Separazione consensuale: senza avvocato, in tempi brevi e a basso costo
di Maria Monteleone
I coniugi possono separarsi legalmente in modo celere, economico e senza bisogno dell’assistenza di un avvocato, quando scelgano una separazione di tipo “consensuale”.
Si può procedere alla separazione consensuale quando vi sia l’accordo di entrambi i coniugi sulla cessazione degli effetti civili del matrimonio (cioè, entrambi vogliano separarsi) e su tutti i connessi aspetti patrimoniali (misura e modalità dell’assegno di mantenimento per il coniuge e i figli).
Se la coppia ha dei figli è necessario, inoltre, un accordo relativo al loro affidamento e mantenimento, che non sia in contrasto con l’interesse dei figli stessi [1].
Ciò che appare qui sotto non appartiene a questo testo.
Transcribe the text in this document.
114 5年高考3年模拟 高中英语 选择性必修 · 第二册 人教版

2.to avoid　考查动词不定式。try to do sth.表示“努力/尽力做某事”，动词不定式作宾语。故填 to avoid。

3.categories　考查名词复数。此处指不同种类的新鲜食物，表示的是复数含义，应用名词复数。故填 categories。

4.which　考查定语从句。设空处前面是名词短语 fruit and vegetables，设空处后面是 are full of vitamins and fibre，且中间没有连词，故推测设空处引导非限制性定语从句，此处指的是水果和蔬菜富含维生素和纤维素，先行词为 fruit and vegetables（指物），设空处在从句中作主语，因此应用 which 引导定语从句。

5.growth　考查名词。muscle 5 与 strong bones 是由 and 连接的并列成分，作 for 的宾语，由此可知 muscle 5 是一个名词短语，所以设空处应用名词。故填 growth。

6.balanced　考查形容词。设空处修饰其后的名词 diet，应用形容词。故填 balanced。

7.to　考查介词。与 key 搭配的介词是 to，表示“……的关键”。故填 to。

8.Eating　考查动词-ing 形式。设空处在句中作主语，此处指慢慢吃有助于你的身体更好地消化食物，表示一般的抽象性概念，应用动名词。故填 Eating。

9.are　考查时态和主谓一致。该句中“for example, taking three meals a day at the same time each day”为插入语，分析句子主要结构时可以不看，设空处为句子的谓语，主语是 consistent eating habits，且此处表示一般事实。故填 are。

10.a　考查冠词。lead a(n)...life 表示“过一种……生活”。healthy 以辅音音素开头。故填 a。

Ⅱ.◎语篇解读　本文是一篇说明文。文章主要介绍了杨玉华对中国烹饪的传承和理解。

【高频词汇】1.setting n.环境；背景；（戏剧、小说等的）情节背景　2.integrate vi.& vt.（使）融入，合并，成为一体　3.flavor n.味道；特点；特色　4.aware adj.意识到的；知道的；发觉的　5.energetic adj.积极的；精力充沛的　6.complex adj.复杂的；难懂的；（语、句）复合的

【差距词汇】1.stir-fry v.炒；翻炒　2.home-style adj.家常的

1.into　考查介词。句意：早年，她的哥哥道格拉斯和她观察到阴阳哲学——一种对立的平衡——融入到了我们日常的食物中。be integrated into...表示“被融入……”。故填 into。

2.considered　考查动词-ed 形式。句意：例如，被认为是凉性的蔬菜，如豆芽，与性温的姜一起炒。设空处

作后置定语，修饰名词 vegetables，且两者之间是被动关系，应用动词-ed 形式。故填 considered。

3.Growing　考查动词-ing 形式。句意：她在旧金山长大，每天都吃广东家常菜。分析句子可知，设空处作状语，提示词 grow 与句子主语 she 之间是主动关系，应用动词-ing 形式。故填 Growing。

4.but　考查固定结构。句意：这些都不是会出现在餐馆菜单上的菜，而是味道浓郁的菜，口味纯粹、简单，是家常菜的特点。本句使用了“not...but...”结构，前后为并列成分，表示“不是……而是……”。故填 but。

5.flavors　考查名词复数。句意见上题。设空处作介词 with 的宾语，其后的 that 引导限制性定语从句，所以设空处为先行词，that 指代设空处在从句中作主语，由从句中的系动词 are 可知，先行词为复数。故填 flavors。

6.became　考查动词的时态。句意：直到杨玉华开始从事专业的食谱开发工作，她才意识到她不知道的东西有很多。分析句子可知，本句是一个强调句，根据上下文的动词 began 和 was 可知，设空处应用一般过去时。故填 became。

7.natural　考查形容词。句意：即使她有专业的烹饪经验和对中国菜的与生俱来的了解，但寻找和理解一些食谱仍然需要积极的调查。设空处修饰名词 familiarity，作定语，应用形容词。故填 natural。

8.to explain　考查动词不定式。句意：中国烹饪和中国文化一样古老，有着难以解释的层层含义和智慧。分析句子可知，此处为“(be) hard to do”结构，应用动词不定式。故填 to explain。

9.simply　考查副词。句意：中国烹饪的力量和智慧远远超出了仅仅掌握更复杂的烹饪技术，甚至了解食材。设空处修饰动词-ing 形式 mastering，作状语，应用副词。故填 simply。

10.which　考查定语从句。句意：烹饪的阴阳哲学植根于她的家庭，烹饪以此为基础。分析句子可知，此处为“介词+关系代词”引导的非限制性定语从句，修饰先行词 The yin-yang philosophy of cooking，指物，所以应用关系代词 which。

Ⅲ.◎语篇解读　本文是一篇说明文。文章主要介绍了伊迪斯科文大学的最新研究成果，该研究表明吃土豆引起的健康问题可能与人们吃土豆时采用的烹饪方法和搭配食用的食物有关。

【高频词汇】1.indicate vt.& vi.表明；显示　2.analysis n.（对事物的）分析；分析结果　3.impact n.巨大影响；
Per portare a compimento la procedura di separazione, la coppia (o il singolo coniuge) deve compilare e firmare un apposito atto di ricorso [2], con il quale chiede al Tribunale la separazione alle condizioni già pre-concordate con l’ex partner. Il ricorso deve essere depositato presso la cancelleria del Tribunale competente [3]. Vi dovranno essere allegati i seguenti documenti:
1) estratto dell’atto di matrimonio, rilasciato dal Comune in cui esso è stato celebrato;
2) stato di famiglia;
3) certificato di residenza dei coniugi;
4) nota di iscrizione a ruolo per le cause ordinarie.
Entro cinque giorni dal deposito del ricorso e dei suddetti documenti, il Presidente del Tribunale fissa l’udienza di comparizione dei coniugi dinanzi a sé. Si consiglia, pertanto, di recarsi, di tanto in tanto, dopo il deposito del ricorso, in cancelleria, onde verificare che la data di udienza sia stata stabilita e tenerne memoria.
In udienza, i coniugi devono comparire personalmente e (eventualmente) confermare la volontà di separarsi alle condizioni che hanno già indicato nel ricorso. Nulla vieta, ovviamente, che nel frattempo gli stessi abbiano trovato un accordo, decidendo di tornare insieme. In tal caso, gli sposi potranno anche evitare di presentarsi in Tribunale.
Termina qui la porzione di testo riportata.